Y eso, exactamente, era lo que acababa de acontecer. Lo dijo un hombre enojadísimo, colorado de rabia. Que, al parecer, alguien había amarrado una barca de remos a una argolla oxidada y con los vientos de la noche se había soltado el nudo y se había marchado la barca, vacía, que había cruzado la pista de despegue justo en el instante en el que levantaba el vuelo un hidroavión de la compañía hidrográfica de Lario con dos operarios a bordo. El choque fue inevitable. La muerte de los trabajadores también. Y la culpa del alcalde, de los concejales, de los propietarios del aeródromo y del insensato que había dejado su barca en ese amarre prohibido, con lo claro que lo decía el letrero blanco pintado en el muro: que se abstuviera la gente de dejar cualquier embarcación allí por peligro de accidente mortal, con una calavera y todo, que hasta miedo daba acercarse por allí.
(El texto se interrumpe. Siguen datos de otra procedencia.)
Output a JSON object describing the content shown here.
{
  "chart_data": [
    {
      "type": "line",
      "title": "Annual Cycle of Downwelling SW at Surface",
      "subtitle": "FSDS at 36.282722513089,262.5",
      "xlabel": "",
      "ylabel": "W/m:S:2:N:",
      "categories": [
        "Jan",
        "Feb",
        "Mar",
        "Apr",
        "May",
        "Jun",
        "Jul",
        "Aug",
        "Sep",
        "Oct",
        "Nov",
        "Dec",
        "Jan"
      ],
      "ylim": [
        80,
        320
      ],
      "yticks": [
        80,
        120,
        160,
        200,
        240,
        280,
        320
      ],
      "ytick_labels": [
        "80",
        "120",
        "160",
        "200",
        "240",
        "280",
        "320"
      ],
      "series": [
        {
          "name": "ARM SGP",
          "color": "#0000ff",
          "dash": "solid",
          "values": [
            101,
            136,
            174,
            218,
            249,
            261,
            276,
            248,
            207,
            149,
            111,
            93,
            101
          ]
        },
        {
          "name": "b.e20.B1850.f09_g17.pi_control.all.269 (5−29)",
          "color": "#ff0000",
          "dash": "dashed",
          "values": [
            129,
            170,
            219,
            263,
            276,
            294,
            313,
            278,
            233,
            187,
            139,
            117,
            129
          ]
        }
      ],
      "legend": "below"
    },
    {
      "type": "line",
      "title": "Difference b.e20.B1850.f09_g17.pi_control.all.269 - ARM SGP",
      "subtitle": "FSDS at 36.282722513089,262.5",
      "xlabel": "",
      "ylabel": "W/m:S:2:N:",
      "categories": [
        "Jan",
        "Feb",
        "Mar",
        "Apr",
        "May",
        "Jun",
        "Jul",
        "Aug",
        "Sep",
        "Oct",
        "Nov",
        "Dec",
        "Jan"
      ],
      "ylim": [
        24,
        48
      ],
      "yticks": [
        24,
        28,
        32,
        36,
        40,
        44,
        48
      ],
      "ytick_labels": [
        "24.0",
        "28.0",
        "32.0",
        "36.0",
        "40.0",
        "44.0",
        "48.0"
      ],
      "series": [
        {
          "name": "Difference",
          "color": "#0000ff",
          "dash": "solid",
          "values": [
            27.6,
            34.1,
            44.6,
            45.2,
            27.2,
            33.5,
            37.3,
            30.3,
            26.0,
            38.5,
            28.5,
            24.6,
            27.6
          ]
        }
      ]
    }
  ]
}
Francesca había abierto la ventana y escuchaba todos estos comentarios temblando de susto. La barca de remos en la que habían llegado a oscuras como dos almas en pena la noche anterior había desaparecido del embarcadero. Sólo quedaba el cabo colgando, sin nada atado al otro extremo.

Claudia se acercó por detrás y rodeó los hombros de su hermana con un abrazo muy cálido.